As you Seem to approve the articles of intelligence I now and then take the liberty to give you, I shall Sease every opportunity to transmit them to America, and I beg you would be pleased to mention wether I may address them directly to Congress, or to your Correspondents in the different ports of the united States. I this day write to Messrs. Simeon Deane and C[u?] James River, by a vessell which will Sail tomorrow, that one Capn. Hyde Christiaen of the Vigilantiâ of Amsterdam which arrived here yesterday from Portsmouth, from which place he sail'd the 3. instant in the evening reports that on the Same day he Saw the Crews of the two frigats la Licorne and la Palase [Pallas] and of { 268 } two other french vessells which were carry'd in there, conducted to prison, and that Admiral Keppels Squadron which has been reinforced by Seven Ships amounting now to 30 Ships of the line besides frigats was ready to proceed to Sea with the first fair wind to meet the French Squadron which was Expected to sail from Brest; this leaves no doubt of the hostile vews of the common Ennemy; the Captain who made this report, Said to me that it may be rely'd on, and that he was ready to affirm it. The event will soon prove it.

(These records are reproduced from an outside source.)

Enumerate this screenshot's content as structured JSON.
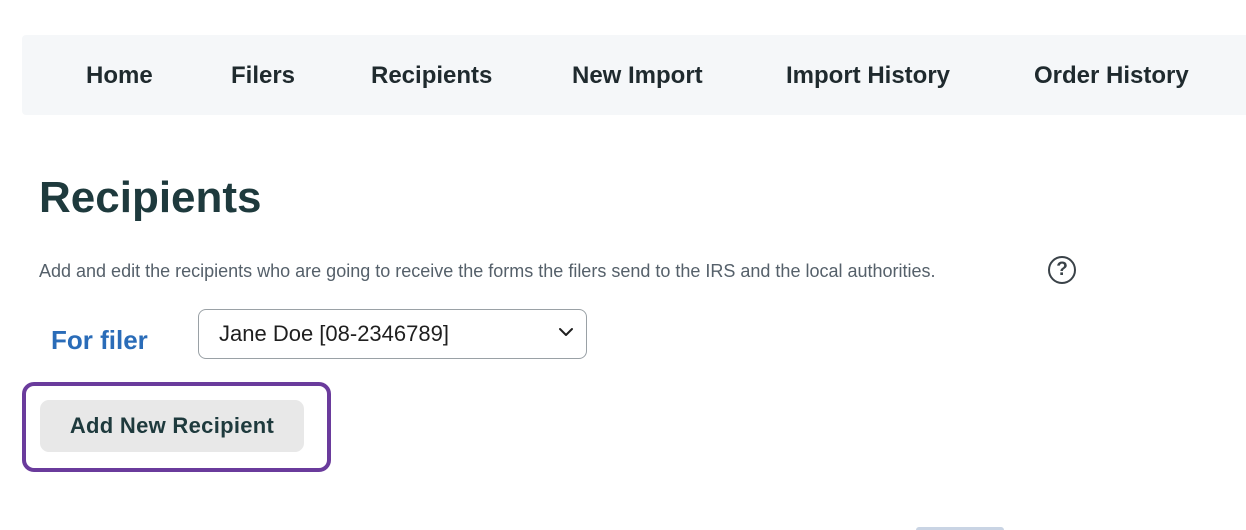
{
  "nav": {
    "items": [
      {
        "label": "Home"
      },
      {
        "label": "Filers"
      },
      {
        "label": "Recipients"
      },
      {
        "label": "New Import"
      },
      {
        "label": "Import History"
      },
      {
        "label": "Order History"
      }
    ]
  },
  "page": {
    "title": "Recipients",
    "description": "Add and edit the recipients who are going to receive the forms the filers send to the IRS and the local authorities.",
    "help_icon": "question-circle-icon"
  },
  "filer": {
    "label": "For filer",
    "selected": "Jane Doe [08-2346789]",
    "dropdown_icon": "chevron-down-icon"
  },
  "actions": {
    "add_recipient_label": "Add New Recipient"
  },
  "colors": {
    "nav_background": "#f5f7f9",
    "title": "#1e3a3d",
    "filer_label": "#2a6cb8",
    "highlight": "#6a3b9c",
    "button_background": "#e8e8e8"
  }
}
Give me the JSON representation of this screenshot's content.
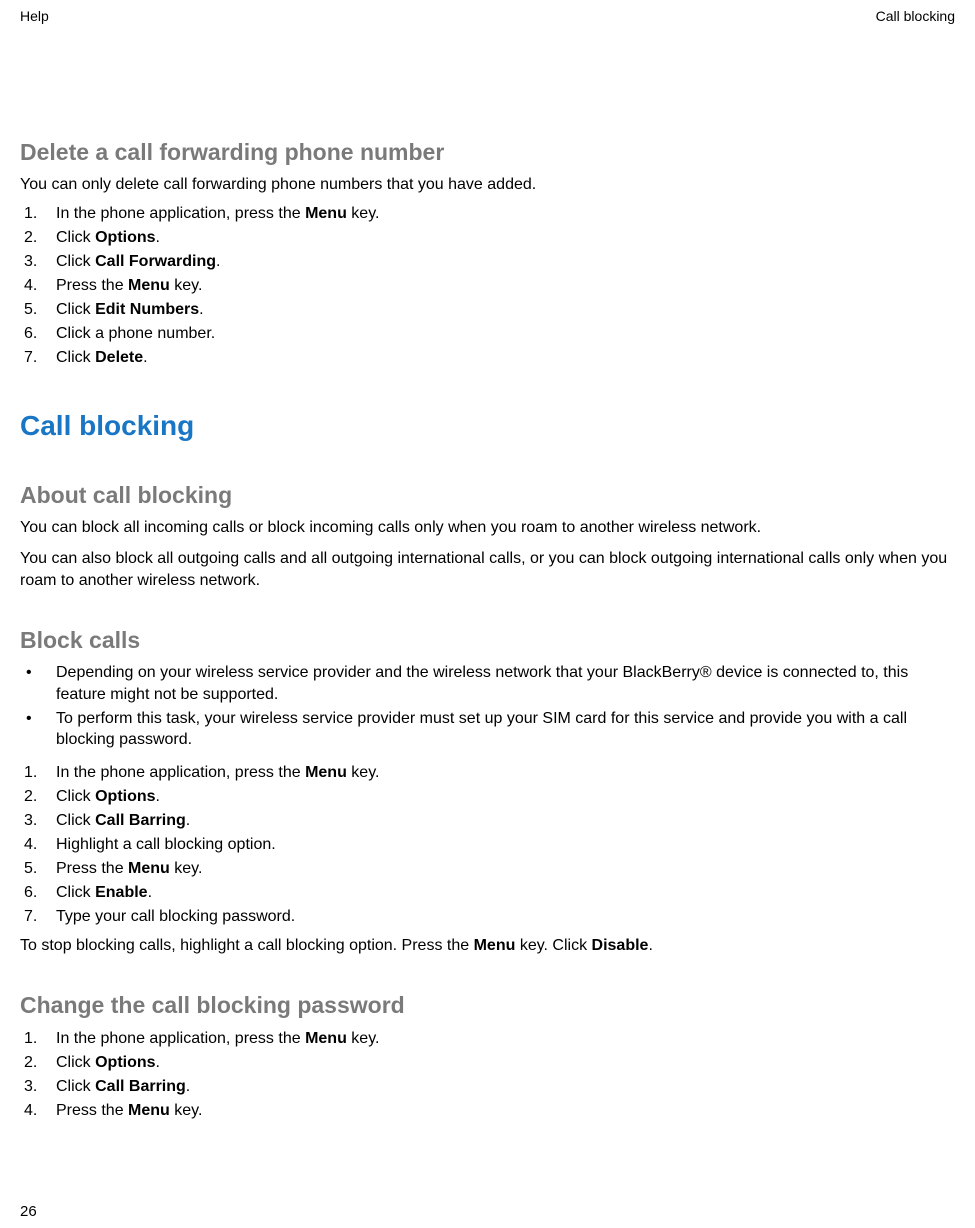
{
  "header": {
    "left": "Help",
    "right": "Call blocking"
  },
  "footer": {
    "page": "26"
  },
  "sec1": {
    "title": "Delete a call forwarding phone number",
    "intro": "You can only delete call forwarding phone numbers that you have added.",
    "steps": [
      {
        "pre": "In the phone application, press the ",
        "b": "Menu",
        "post": " key."
      },
      {
        "pre": "Click ",
        "b": "Options",
        "post": "."
      },
      {
        "pre": "Click ",
        "b": "Call Forwarding",
        "post": "."
      },
      {
        "pre": "Press the ",
        "b": "Menu",
        "post": " key."
      },
      {
        "pre": "Click ",
        "b": "Edit Numbers",
        "post": "."
      },
      {
        "pre": "Click a phone number.",
        "b": "",
        "post": ""
      },
      {
        "pre": "Click ",
        "b": "Delete",
        "post": "."
      }
    ]
  },
  "sec2": {
    "title": "Call blocking"
  },
  "sec3": {
    "title": "About call blocking",
    "p1": "You can block all incoming calls or block incoming calls only when you roam to another wireless network.",
    "p2": "You can also block all outgoing calls and all outgoing international calls, or you can block outgoing international calls only when you roam to another wireless network."
  },
  "sec4": {
    "title": "Block calls",
    "notes": [
      "Depending on your wireless service provider and the wireless network that your BlackBerry® device is connected to, this feature might not be supported.",
      "To perform this task, your wireless service provider must set up your SIM card for this service and provide you with a call blocking password."
    ],
    "steps": [
      {
        "pre": "In the phone application, press the ",
        "b": "Menu",
        "post": " key."
      },
      {
        "pre": "Click ",
        "b": "Options",
        "post": "."
      },
      {
        "pre": "Click ",
        "b": "Call Barring",
        "post": "."
      },
      {
        "pre": "Highlight a call blocking option.",
        "b": "",
        "post": ""
      },
      {
        "pre": "Press the ",
        "b": "Menu",
        "post": " key."
      },
      {
        "pre": "Click ",
        "b": "Enable",
        "post": "."
      },
      {
        "pre": "Type your call blocking password.",
        "b": "",
        "post": ""
      }
    ],
    "closing": {
      "t1": "To stop blocking calls, highlight a call blocking option. Press the ",
      "b1": "Menu",
      "t2": " key. Click ",
      "b2": "Disable",
      "t3": "."
    }
  },
  "sec5": {
    "title": "Change the call blocking password",
    "steps": [
      {
        "pre": "In the phone application, press the ",
        "b": "Menu",
        "post": " key."
      },
      {
        "pre": "Click ",
        "b": "Options",
        "post": "."
      },
      {
        "pre": "Click ",
        "b": "Call Barring",
        "post": "."
      },
      {
        "pre": "Press the ",
        "b": "Menu",
        "post": " key."
      }
    ]
  }
}
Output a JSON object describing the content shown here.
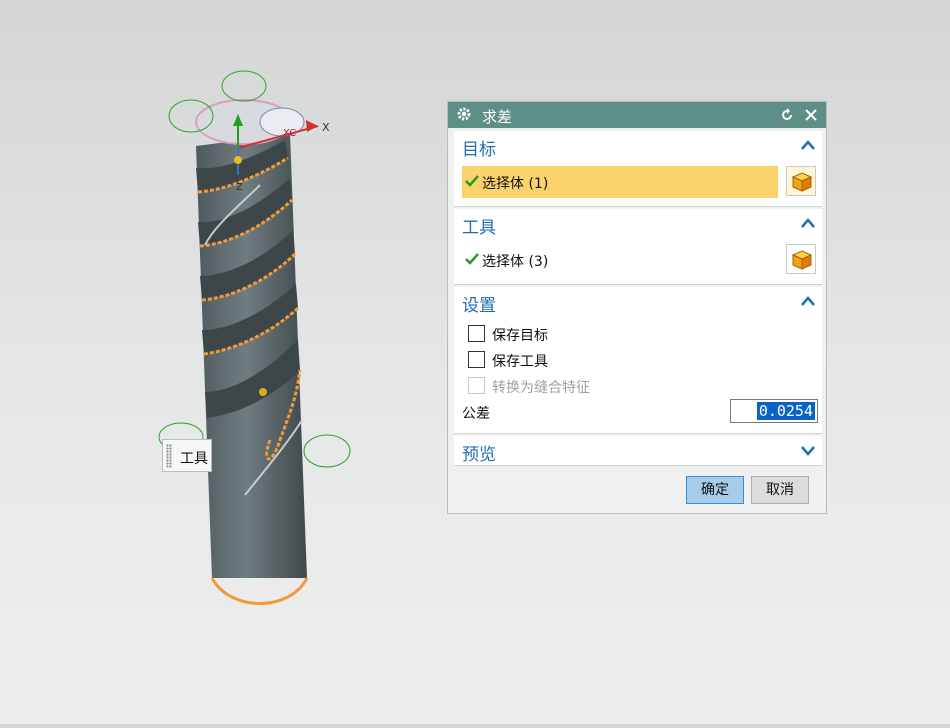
{
  "dialog": {
    "title": "求差",
    "groups": {
      "target": {
        "header": "目标",
        "selection_label": "选择体 (1)"
      },
      "tool": {
        "header": "工具",
        "selection_label": "选择体 (3)"
      },
      "settings": {
        "header": "设置",
        "keep_target": "保存目标",
        "keep_tool": "保存工具",
        "convert_to_stitch": "转换为缝合特征",
        "tolerance_label": "公差",
        "tolerance_value": "0.0254"
      },
      "preview": {
        "header": "预览"
      }
    },
    "buttons": {
      "ok": "确定",
      "cancel": "取消"
    }
  },
  "viewport": {
    "axis_label": "X",
    "axis_label_xc": "XC",
    "axis_label_z": "Z",
    "tooltip_label": "工具"
  },
  "colors": {
    "title_bar": "#5e8f87",
    "header_text": "#1d6fb3",
    "active_selection": "#fbd36c",
    "ok_button": "#a7cbe8",
    "body_color": "#5f6b70",
    "edge_highlight": "#f29a3b"
  }
}
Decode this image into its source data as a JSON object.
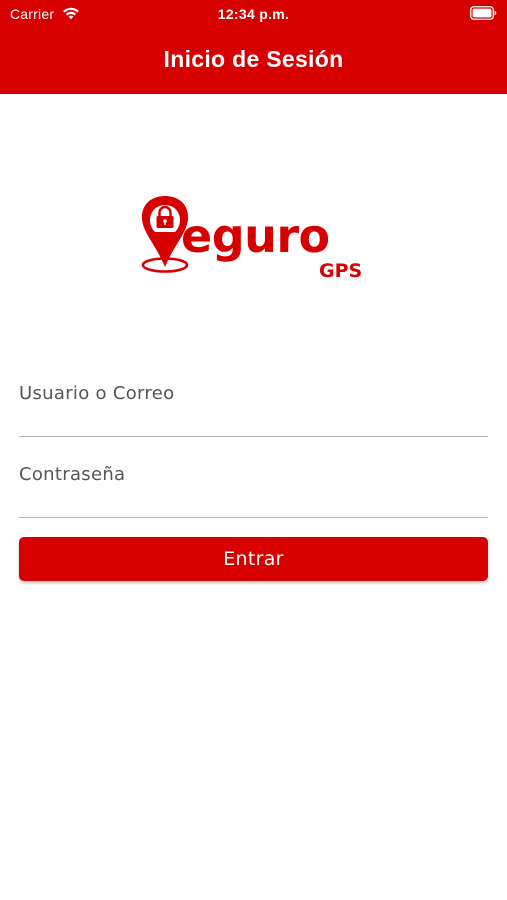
{
  "status_bar": {
    "carrier": "Carrier",
    "time": "12:34 p.m."
  },
  "header": {
    "title": "Inicio de Sesión"
  },
  "logo": {
    "wordmark": "eguro",
    "subtitle": "GPS"
  },
  "form": {
    "username_placeholder": "Usuario o Correo",
    "username_value": "",
    "password_placeholder": "Contraseña",
    "password_value": "",
    "submit_label": "Entrar"
  },
  "colors": {
    "brand_red": "#d70000",
    "underline": "#b5b5b5"
  },
  "icons": {
    "wifi": "wifi-icon",
    "battery": "battery-icon",
    "lock": "lock-icon",
    "location_pin": "location-pin-icon"
  }
}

There are no vessells at present in this harbour bound to Brest or to Nantes, but I Expect one will be put up Soon for the latter place, by which agreable to your orders I shall Send the American Seamen which are now here, but as it is generally believed, that the English will soon begin to take the french ships, I am afraid these poor people who have had enough allready of the English Jails, may fall again in the hands of their Ennemys; and as they all Seem desirous of being employed, and it is probable that in case any hostilities of that kind being committed by the English, Some privateers will immediately be fitted out from this port; would it not be better to keep them a few days longer till matters are clear'd up? If your opinion should be otherwise, I beg you would mention it, as I foresee that I may receive your answer before any vessell will Sail for Nantes &ca.
The value I set upon your benevolence and favours, shall make me very anxiously and impatiently wait your answer, whether Poreau's perfidious insinuations have made any impression to my prejudice on your mind, if they have, I beg for God's sake Gentlemen you will aford me an oportunity to convince you of their falshood; I rely so much upon your Justice, that I am persuaded you'll not deny me that Satisfaction, in Expectation of which I have the honnor to remain with the greatest respect, Hond. Gentlemen Your most obt. and most devoted Humble Servant
[signed] Frans. Coffyn
RC (PPAmP: Franklin Papers); docketed, not by JA : “Francis Coffyn Dunkirk 7 July.”
1. Not found, nor is it known whether it dealt with the effort, described by Coffyn, to outfit a privateer at Dunkirk. For the background of that affair see Peter Amiel, Oath of Allegiance, 23 June, note 1 and references there (above).